Lawmakers gathered in their respective chambers on Wednesday evening, making Joe Biden's 306 electoral votes from the November general election offiicial.
This is a process that takes place every four years, yet is rarely covered in any fashion by the media because it is mostly ceremonial.
It's just a formality.
However, this time was very different because 11 Republican Senators claimed they were going to object to the election outcome -- while Trump openly pressured Vice President Mike Pence, who presided over the gathering, to help overturn the will of the American People.
In the end, "only" seven Senators took this dangerous stance in the wake of an unprecedented, violent and anti-Democratic attack against the Capitol hours earlier.
As you must have read about by now, hundreds of Trump backers overran police and entered this government building just after 2 p.m. yesterday.
One woman was killed in the attempted coup, while gunshots rang out on more than one occasion and the Capitol was locked down as politicians hid under chairs.
Trump effectively cheered on the chaos and the perpetrators.
Earlier in the day, he had encouraged his base not never accept the results of the supposedly fraudulent Presidential election.
While these supporters were storming the Capitol, the President referred to these same people as "special" and said he totally understood their concerns.
Trump weakly told them to "go home," yes, but he did so in such a tepid manner that Twitter and Facebook have both locked his accounts.
Both companies believe the President is simply inciting violence and issuing statements of terrorist propaganda at this point.
Facebook's "vice president of integrity," Guy Rosen, Tweeted the following in response to the decision:
"This is an emergency situation and we are taking appropriate emergency measures, including removing President Trump's video.
"We removed it because on balance we believe it contributes to rather than diminishes the risk of ongoing violence."
In light of his punishment, Trump is unable to Tweet at the moment.
Through a spokesperson, however, the Commander-in-Chief actually conceded very early on Thursday morning.

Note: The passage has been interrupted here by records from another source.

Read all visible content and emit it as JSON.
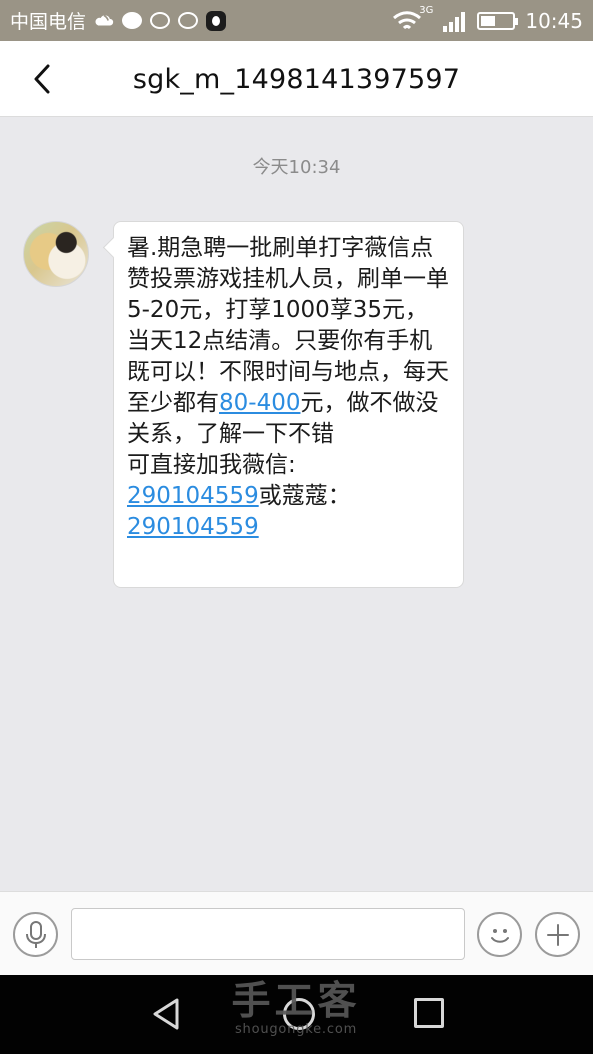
{
  "status_bar": {
    "carrier": "中国电信",
    "network": "3G",
    "time": "10:45",
    "battery_level": 0.45,
    "icons": [
      "weather-icon",
      "message-bubble-icon",
      "chat-ring-icon",
      "chat-ring-icon",
      "qq-icon",
      "wifi-icon",
      "signal-icon",
      "battery-icon"
    ]
  },
  "header": {
    "title": "sgk_m_1498141397597"
  },
  "conversation": {
    "timestamp": "今天10:34",
    "message": {
      "line_1": "暑.期急聘一批刷单打字薇信点赞投票游戏挂机人员，刷单一单5-20元，打莩1000莩35元，当天12点结清。只要你有手机既可以！不限时间与地点，每天至少都有",
      "link_1": "80-400",
      "line_2": "元，做不做没关系，了解一下不错\n可直接加我薇信:\n",
      "link_2": "290104559",
      "line_3": "或蔻蔻：\n",
      "link_3": "290104559"
    }
  },
  "composer": {
    "input_value": ""
  },
  "watermark": {
    "main": "手工客",
    "sub": "shougongke.com"
  },
  "colors": {
    "status_bar": "#9a9486",
    "chat_background": "#e9e9ec",
    "link": "#2b8ce0",
    "navigation_bar": "#020202"
  }
}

"Even though I totally disagree with the outcome of the election, and the facts bear me out, nevertheless there will be an orderly transition on January 20th," he said.
"I have always said we would continue our fight to ensure that only legal votes were counted.

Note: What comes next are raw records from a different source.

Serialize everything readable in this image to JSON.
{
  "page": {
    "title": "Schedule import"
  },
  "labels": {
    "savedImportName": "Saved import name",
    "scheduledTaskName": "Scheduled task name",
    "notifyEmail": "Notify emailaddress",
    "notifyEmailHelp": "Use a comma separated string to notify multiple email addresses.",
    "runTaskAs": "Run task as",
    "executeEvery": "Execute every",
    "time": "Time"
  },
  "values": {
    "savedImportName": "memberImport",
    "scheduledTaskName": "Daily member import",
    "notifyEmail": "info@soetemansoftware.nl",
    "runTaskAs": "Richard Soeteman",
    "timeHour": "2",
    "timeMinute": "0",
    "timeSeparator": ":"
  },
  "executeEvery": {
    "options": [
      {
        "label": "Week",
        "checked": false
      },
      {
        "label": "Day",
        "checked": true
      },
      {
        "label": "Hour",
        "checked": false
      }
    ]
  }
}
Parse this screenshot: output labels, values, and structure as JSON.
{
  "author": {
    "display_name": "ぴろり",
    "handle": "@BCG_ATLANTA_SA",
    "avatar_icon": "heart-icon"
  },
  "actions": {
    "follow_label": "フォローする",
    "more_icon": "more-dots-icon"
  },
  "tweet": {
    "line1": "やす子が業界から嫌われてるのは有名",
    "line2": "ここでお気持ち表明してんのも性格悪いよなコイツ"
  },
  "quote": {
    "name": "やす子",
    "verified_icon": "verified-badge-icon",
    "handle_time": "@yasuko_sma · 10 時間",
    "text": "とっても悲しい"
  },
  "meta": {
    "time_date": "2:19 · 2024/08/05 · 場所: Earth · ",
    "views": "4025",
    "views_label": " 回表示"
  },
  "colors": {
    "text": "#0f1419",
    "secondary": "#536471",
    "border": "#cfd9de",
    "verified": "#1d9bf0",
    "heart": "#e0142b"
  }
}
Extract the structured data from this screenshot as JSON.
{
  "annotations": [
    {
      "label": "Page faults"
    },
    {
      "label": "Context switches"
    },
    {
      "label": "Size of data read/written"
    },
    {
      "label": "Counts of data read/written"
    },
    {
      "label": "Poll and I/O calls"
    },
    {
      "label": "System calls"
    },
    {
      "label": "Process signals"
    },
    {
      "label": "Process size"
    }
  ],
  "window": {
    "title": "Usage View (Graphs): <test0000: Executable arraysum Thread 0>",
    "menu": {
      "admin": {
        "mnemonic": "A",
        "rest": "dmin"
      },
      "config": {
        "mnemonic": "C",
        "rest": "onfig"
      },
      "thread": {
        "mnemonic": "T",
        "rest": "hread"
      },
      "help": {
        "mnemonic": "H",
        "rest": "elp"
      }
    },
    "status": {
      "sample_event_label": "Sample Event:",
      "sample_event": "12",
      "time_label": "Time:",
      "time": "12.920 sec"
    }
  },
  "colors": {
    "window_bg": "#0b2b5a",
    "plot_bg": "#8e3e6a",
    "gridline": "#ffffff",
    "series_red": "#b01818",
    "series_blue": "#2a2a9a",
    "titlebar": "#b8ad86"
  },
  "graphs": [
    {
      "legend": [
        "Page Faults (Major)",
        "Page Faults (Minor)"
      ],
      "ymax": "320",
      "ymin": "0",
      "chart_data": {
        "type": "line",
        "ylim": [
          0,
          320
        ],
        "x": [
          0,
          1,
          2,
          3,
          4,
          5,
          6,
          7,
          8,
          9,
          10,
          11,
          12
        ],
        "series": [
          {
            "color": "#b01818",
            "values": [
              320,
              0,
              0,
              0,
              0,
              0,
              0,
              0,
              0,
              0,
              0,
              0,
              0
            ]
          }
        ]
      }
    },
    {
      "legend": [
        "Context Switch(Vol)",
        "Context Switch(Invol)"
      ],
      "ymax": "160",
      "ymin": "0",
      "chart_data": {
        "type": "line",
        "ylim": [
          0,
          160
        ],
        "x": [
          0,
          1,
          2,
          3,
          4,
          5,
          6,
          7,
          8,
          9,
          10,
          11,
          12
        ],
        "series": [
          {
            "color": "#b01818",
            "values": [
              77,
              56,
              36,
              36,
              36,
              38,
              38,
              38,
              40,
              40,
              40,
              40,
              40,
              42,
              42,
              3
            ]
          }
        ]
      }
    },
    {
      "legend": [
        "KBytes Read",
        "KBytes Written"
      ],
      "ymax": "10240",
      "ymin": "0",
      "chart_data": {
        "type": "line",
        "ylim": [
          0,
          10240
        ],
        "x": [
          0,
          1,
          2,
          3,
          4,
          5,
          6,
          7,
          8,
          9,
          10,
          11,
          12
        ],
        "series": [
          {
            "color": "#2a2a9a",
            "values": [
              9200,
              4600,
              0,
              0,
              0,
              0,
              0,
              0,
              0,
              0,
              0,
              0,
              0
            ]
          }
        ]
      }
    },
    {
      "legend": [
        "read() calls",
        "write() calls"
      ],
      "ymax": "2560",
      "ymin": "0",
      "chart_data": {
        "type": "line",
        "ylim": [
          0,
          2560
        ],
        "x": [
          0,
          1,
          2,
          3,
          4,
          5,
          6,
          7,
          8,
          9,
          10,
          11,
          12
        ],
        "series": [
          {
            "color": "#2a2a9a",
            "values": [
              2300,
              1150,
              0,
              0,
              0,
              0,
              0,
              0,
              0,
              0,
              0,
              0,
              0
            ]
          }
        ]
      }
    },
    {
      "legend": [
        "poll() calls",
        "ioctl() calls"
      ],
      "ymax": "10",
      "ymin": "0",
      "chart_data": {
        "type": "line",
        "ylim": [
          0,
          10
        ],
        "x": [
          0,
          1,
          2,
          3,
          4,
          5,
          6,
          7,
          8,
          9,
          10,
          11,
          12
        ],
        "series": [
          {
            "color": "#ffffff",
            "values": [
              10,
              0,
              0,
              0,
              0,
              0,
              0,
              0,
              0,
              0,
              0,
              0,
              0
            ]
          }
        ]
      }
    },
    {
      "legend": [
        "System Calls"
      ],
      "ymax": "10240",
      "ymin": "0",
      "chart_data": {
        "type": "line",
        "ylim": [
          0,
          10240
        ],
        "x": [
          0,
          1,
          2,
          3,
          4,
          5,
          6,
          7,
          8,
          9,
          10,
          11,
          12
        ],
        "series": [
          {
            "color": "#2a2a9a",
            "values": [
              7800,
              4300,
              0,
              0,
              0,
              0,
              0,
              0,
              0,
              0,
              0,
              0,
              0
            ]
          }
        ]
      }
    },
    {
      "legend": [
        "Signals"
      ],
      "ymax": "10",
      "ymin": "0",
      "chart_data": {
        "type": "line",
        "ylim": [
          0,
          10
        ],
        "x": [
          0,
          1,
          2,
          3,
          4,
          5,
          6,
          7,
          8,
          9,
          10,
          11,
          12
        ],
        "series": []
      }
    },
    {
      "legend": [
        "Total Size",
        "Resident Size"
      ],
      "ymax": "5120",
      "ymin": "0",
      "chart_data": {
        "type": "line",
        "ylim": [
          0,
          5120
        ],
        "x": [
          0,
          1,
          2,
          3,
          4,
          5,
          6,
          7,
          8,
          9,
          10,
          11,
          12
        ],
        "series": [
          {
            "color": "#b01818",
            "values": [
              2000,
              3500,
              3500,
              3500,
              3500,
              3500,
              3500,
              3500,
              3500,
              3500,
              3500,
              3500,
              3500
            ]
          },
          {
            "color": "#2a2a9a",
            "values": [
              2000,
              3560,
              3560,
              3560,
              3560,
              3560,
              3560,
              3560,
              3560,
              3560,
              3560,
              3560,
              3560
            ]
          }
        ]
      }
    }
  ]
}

"While this represents the end of the greatest first term in presidential history, it's only the beginning of our fight to Make America Great Again."
It's only the beginning.
What a frightening concept after the events of Wednesday afternoon.
"President Trump, step up," Joe Biden said during a several-minute televised address from Wilmington, Delaware as the Capitol attack continued to play out.

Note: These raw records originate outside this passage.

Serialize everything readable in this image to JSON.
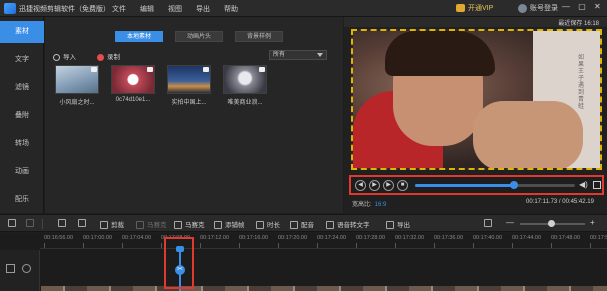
{
  "app": {
    "title": "迅捷视频剪辑软件（免费版）",
    "menu": [
      "文件",
      "编辑",
      "视图",
      "导出",
      "帮助"
    ],
    "vip_label": "开通VIP",
    "login_label": "账号登录",
    "window_controls": "— ▢ ✕"
  },
  "sidebar": {
    "items": [
      {
        "label": "素材",
        "active": true
      },
      {
        "label": "文字"
      },
      {
        "label": "滤镜"
      },
      {
        "label": "叠附"
      },
      {
        "label": "转场"
      },
      {
        "label": "动画"
      },
      {
        "label": "配乐"
      }
    ]
  },
  "media": {
    "tabs": [
      {
        "label": "本地素材",
        "active": true
      },
      {
        "label": "动画片头"
      },
      {
        "label": "背景样例"
      }
    ],
    "import_label": "导入",
    "record_label": "录制",
    "filter_value": "所有",
    "items": [
      {
        "label": "小风扇之时...",
        "color": "#9fb4c7"
      },
      {
        "label": "0c74d10e1...",
        "color": "#b44a55"
      },
      {
        "label": "实拍中国上...",
        "color": "#3c5a8c"
      },
      {
        "label": "唯美商业浪...",
        "color": "#6e6e78"
      }
    ]
  },
  "preview": {
    "autosave": "最近保存 16:18",
    "subtitle_text": "如果王子遇到青蛙",
    "aspect_label": "宽高比:",
    "aspect_value": "16:9",
    "timecode": "00:17:11.73 / 00:45:42.19",
    "progress": 0.62
  },
  "toolbar": {
    "items": [
      {
        "label": "",
        "name": "undo"
      },
      {
        "label": "",
        "name": "redo"
      },
      {
        "label": "",
        "name": "cut"
      },
      {
        "label": "",
        "name": "delete"
      },
      {
        "label": "剪裁",
        "name": "crop"
      },
      {
        "label": "马赛克",
        "name": "mosaic"
      },
      {
        "label": "马赛克",
        "name": "mosaic2"
      },
      {
        "label": "添铺帧",
        "name": "freeze"
      },
      {
        "label": "时长",
        "name": "duration"
      },
      {
        "label": "配音",
        "name": "dub"
      },
      {
        "label": "语音转文字",
        "name": "speech-to-text"
      },
      {
        "label": "导出",
        "name": "export"
      }
    ],
    "zoom_minus": "—",
    "zoom_plus": "+"
  },
  "timeline": {
    "ticks": [
      "00:16:56.00",
      "00:17:00.00",
      "00:17:04.00",
      "00:17:08.00",
      "00:17:12.00",
      "00:17:16.00",
      "00:17:20.00",
      "00:17:24.00",
      "00:17:28.00",
      "00:17:32.00",
      "00:17:36.00",
      "00:17:40.00",
      "00:17:44.00",
      "00:17:48.00",
      "00:17:52.00"
    ]
  }
}
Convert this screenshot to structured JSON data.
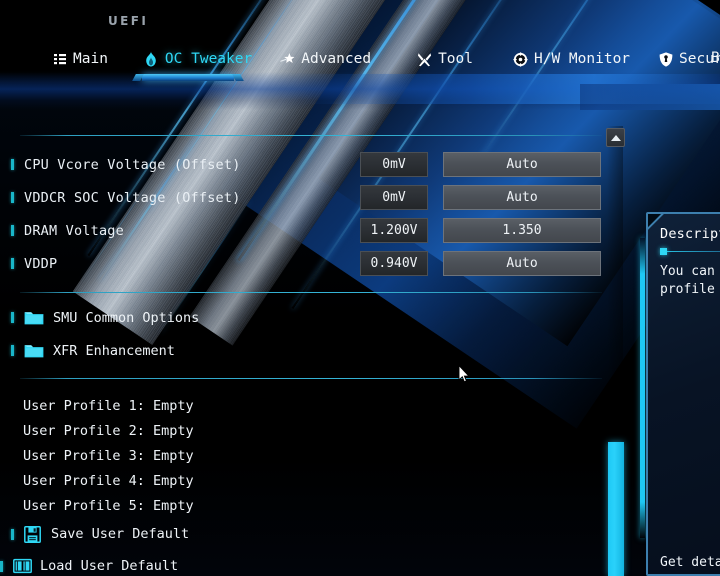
{
  "app": {
    "logo": "UEFI"
  },
  "nav": {
    "items": [
      {
        "label": "Main",
        "icon": "list-icon",
        "active": false
      },
      {
        "label": "OC Tweaker",
        "icon": "flame-icon",
        "active": true
      },
      {
        "label": "Advanced",
        "icon": "star-icon",
        "active": false
      },
      {
        "label": "Tool",
        "icon": "tools-icon",
        "active": false
      },
      {
        "label": "H/W Monitor",
        "icon": "gauge-icon",
        "active": false
      },
      {
        "label": "Security",
        "icon": "shield-icon",
        "active": false
      }
    ],
    "overflow_label": "B"
  },
  "settings": {
    "rows": [
      {
        "label": "CPU Vcore Voltage (Offset)",
        "value": "0mV",
        "selection": "Auto"
      },
      {
        "label": "VDDCR SOC Voltage (Offset)",
        "value": "0mV",
        "selection": "Auto"
      },
      {
        "label": "DRAM Voltage",
        "value": "1.200V",
        "selection": "1.350"
      },
      {
        "label": "VDDP",
        "value": "0.940V",
        "selection": "Auto"
      }
    ]
  },
  "submenus": {
    "items": [
      {
        "label": "SMU Common Options",
        "icon": "folder-icon"
      },
      {
        "label": "XFR Enhancement",
        "icon": "folder-icon"
      }
    ]
  },
  "profiles": {
    "entries": [
      "User Profile 1: Empty",
      "User Profile 2: Empty",
      "User Profile 3: Empty",
      "User Profile 4: Empty",
      "User Profile 5: Empty"
    ],
    "actions": [
      {
        "label": "Save User Default",
        "icon": "floppy-disk-icon"
      },
      {
        "label": "Load User Default",
        "icon": "book-icon"
      }
    ]
  },
  "description": {
    "title": "Description",
    "line1": "You can lo",
    "line2": "profile fr",
    "footer": "Get detail"
  },
  "scrollbar": {
    "up_arrow": "scroll-up-icon"
  },
  "colors": {
    "accent_cyan": "#2fd8f5",
    "separator": "#35b4d6",
    "bullet": "#19b6c9",
    "panel_border": "#3d7fae"
  }
}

"At this hour, our democracy is under unprecedented assault unlike anything we’ve seen in modern times," the next President continued.
Biden went on his in speech, saying this is:
"An assault in the citadel of liberty, the capital itself. ... An assault on the people’s representatives and the Capitol Hill Police sworn to protect them.
"An assault on the rule of law like few times we’ve ever seen it.
"An assault on the most sacred of American undertakings, the doing of people’s business."
Biden pleaded with President Trump to "go on national television now to fulfill his oath and defend the Constitution and demand an end to this siege," saying, "It must end now."
"Let me be very clear, the scenes at the Capitol do not reflect the true America.
"What we’re seeing is a small number of extremists dedicated to lawlessness. This is not dissent, it’s chaos.”
We're seeing it being actively encouraged by the President, too.
In his speech on Wednesday, Biden also said that America is "about honor, decency, respect, tolerance. That’s who we are. That’s who we’ve always been.
"The certification of the Electoral College vote is supposed to be a sacred ritual.”
He concluded as follows:
“Today’s a reminder, a painful one, democracy is fragile.
"To preserve it requires people of good will, leaders with the courage to stand up, who are devoted not to the pursuit of power or personal interests, but of the common good.
"America is so much better than what we've seen today."